In the previous MonsterVerse instalments, Godzilla was something of a heroic figure, fending off an assortment of giant winged and clawed threats. But this latest unprompted attack signals an apparent shift in loyalties, so an operation gets underway to bring the creature to heel. This is masterminded by Walter Simmons (Demián Bichir), the chief executive of a deeply sinister cybernetics corporation, and it involves a Jules Verne-like voyage to a hidden subterranean realm, where lies the only power source on the planet capable of subduing the beast.
The expedition is led by geologist Nathan Lind (Alexander Skarsg?rd), but its whopping sherpa is Kong himself – coaxed into service by Rebecca Hall’s doe-eyed primatologist and her deaf adopted daughter (Kaylee Hottle), who has managed to teach the big lug some basic sign-language.
A few more supporting players are scuttling around other subplots, including Millie Bobby Brown’s spunky teenage activist, returning from 2019’s Godzilla: King of the Monsters, and Brian Tyree Henry’s conspiracy-mongering podcaster, who suspects – correctly, would you believe – that the brandy-swirling, velvet-jacket-wearing Bichir may, in fact, be up to no good. (To be specific, he and his company are preparing the way for the only classic Godzilla-adjacent monster yet to appear in the series.) But such weedy mortals are only really present for the sake of scale, and aren’t given much to do but cower and gawp.
Every plot development in Godzilla vs Kong is in service of viewer bedazzlement, and every shot calibrated for maximum neon-kitsch impact. Take the descent into the underground valley, which involves flying a hi-tech craft through some kind of gravity-reversing portal which causes reality to bend and strobe. Why? Because it allows director Adam Wingard and the visual effects team at Weta Digital to stage a hallucinatory light-show in the style of the Star Gate sequence in 2001: A Space Odyssey – and frankly, that’s reason enough.
Godzilla’s various Hollywood outings have typically been less keen to capitalise on their scaly protagonist’s knack for outsize allegory than the best of the Japanese productions, which have reflected over the years on everything from that nation’s postwar terror of nuclear holocaust to the devastation wrought by the 2011 Tohoku earthquake and tsunami (in the highly recommended Shin Godzilla, from 2016).
But there’s no shame in shallowness carried off with this degree of showmanship. The scraps between Kong and Godzilla themselves are always energetic, stylish and surprising – the twosome even develop some chemistry, of a mostly roar-based sort – while the film’s impressive willingness to throw both caution and taste to the wind results in some thrilling passages of pure junk spectacle.
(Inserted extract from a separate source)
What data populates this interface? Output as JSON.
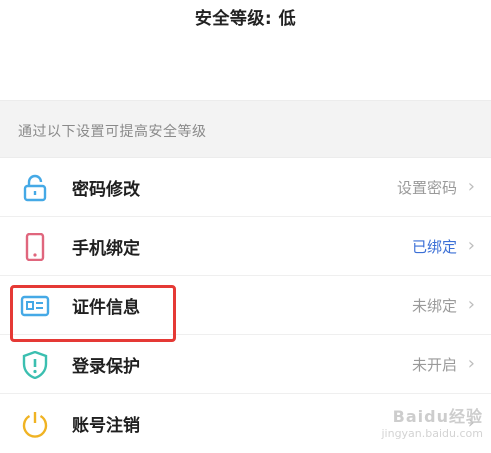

I especially loved the scene where Kong lumbers into a vast and ancient ceremonial hall miles beneath the Earth’s crust, and wearily plonks himself on the throne, surveying the ruins of what was presumably a giant gorilla civilisation of the past.
The danger now, of course, is that the franchise will loop back to fill in the gap, and give us an entry on the downfall of the Kong royal bloodline, with violence, scandal, treachery, and an ill-advised interview on Newsnight with a 50-storey Emily Maitlis. Yet the image is so bizarre, so grandiose, so imagination-spinningly suggestive, that it would be a pity to explain it away. Some backstories are best left un-grunted.